Today, CNN featured a mini-interview with Chef Anita Lo, who competed on the first season of “Top Chef: Masters” and beat Mario Batali on “Iron Chef America“. Lo was honoured in Food & Wine Magazine‘s “Best New Chefs in America” feature, and owns the NYC restaurant, Annisa.
Lo talks about being a woman in an industry overwhelmingly dominated by men. She is, of course, also Asian-American and much of what she has to say seem to apply to minorities in white-dominated workplaces:
Five Things to Know About Being a Female Chef in a Male-Dominated Profession: Anita Lo
1. “Gender is a social construction. Men and women are raised to think and act differently through parenting, ubiquitous media images, language and general peer culture. It is important to question and debunk these myths that all of us carry. Some people think that women cook for love and men cook for glory, but to be successful, at least here in New York, you need to do a little of both.”
2. “To make it in this business you have to be extraordinarily passionate and tenacious. You will spend long hours on your feet in a hot, uncomfortable environment for meager wages at odd hours. Cooking is a lifestyle choice for the obsessive-compulsive.”
3. “You must be prepared to answer a million of these types of questions. As one of a very small minority, you do get asked about this a lot. And of course, I am a big supporter of women in business – our wine list at Annisa celebrates women in wine and is made up of wines mostly by female vintners.”
4. “The ratio of gay-to-straight executive female chefs is much higher than amongst the general population. The Kinsey Report states that about 10 percent of the general population is gay. I think that ratio is higher among female executive chefs and apparently, in the WNBA as well. But on a more serious note, this is perhaps related to my first statement and begs the question: are gay women less bound by societal norms and therefore get further in this field?”
5. “Find a support system outside of the kitchen. Women Chefs and Restaurateurs is a national organization that supports women in cooking through education and networking. This is perhaps the beginning of the ‘old girls’ club.'”
As a scientist, I am also a woman who works in a male-dominated field that remains particularly adherent to its “old boys network”. I agree with Lo that success for women in these kinds of professional environments depends heavily on having a passion for your chosen field, along with the ambition to fight for the same kind of recognition that men generally reserved for men.

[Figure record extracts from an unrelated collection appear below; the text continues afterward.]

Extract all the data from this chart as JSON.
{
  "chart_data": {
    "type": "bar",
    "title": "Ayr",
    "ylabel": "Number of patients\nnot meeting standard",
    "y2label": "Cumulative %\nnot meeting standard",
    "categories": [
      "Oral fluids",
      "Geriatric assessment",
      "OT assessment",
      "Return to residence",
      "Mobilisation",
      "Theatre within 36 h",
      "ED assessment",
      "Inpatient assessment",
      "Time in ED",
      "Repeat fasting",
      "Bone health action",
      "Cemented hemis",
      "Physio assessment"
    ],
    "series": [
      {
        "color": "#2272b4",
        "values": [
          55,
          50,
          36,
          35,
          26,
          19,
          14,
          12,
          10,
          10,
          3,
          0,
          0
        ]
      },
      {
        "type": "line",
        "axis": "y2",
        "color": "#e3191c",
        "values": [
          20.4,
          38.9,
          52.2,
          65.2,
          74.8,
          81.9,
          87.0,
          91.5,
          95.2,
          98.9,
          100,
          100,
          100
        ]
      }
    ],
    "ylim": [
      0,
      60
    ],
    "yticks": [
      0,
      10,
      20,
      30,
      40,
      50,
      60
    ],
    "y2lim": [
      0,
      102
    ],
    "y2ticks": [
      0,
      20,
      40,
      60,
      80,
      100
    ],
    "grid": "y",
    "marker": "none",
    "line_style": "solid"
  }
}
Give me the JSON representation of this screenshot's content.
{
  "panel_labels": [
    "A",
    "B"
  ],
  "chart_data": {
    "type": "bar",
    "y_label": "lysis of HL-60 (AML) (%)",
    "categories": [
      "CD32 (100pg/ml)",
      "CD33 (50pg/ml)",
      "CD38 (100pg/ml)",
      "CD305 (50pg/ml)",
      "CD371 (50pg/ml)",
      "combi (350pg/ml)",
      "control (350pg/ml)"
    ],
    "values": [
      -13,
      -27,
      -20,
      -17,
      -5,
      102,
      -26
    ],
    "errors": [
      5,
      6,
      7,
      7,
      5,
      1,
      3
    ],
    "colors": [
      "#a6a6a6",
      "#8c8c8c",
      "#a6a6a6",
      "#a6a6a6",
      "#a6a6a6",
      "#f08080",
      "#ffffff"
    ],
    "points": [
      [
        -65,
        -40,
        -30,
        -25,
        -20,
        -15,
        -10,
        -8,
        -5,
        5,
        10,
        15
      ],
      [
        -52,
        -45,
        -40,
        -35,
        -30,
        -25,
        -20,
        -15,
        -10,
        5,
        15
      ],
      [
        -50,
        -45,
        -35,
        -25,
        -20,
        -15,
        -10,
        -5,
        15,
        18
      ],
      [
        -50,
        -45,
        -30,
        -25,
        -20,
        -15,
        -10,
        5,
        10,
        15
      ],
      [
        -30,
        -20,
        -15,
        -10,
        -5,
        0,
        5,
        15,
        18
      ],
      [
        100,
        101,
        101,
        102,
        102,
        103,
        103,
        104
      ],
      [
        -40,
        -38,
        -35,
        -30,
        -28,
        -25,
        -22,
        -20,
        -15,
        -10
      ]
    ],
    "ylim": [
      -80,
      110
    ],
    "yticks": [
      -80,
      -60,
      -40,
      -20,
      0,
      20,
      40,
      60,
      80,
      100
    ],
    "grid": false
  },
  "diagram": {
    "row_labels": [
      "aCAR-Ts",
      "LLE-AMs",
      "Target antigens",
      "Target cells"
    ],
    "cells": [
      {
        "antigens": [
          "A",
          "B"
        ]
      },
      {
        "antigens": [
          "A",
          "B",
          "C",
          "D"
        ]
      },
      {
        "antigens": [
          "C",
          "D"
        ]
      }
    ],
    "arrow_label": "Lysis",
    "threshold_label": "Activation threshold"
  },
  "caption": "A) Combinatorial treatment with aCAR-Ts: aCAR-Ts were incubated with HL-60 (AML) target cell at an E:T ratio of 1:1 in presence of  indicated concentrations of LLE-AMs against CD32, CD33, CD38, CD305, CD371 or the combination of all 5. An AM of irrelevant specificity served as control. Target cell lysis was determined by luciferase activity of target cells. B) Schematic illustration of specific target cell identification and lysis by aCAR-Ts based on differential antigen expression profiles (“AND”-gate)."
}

For me, it sometimes feels like I have to work twice as hard just to break through the sub-conscious condescension that some men (particularly those of the older generation) reserve for women in the sciences. I have to work to prove that I belong in the lab, and that I am just as competent as my male colleagues. It’s true that a very specific personality type seems to succeed under these conditions.
But, I also find that my female predecessors have broken through many barriers to help pave the way for female scientists. There is truly a support system for female scientists — just as Lo talks about the support system for women chefs. My mentor, also a woman, runs a lab that currently trains more female students than male students, and she and her colleagues seem particularly supportive and sensitive to the concerns of female trainees.
Female chefs, female scientists, and female CEOs are all pioneers, breaking through glass ceilings in our respective fields. And even over the last fifty years, huge advances have been made: my mentor recounts how she was routinely dismissed and patronized towards when she was a student in the 1970’s. By contrast, a recent study found that more women than men received PhD degrees last year.
While I don’t think an “old girls’ club” is a useful idea to pursue — there’s no reason to reproduce the institutions of oppression that marginalized our gender in the past — I’m glad to see parallels between my own experiences as a woman in science and Lo’s, who stands shoulder-to-shoulder with world-renowned male chefs.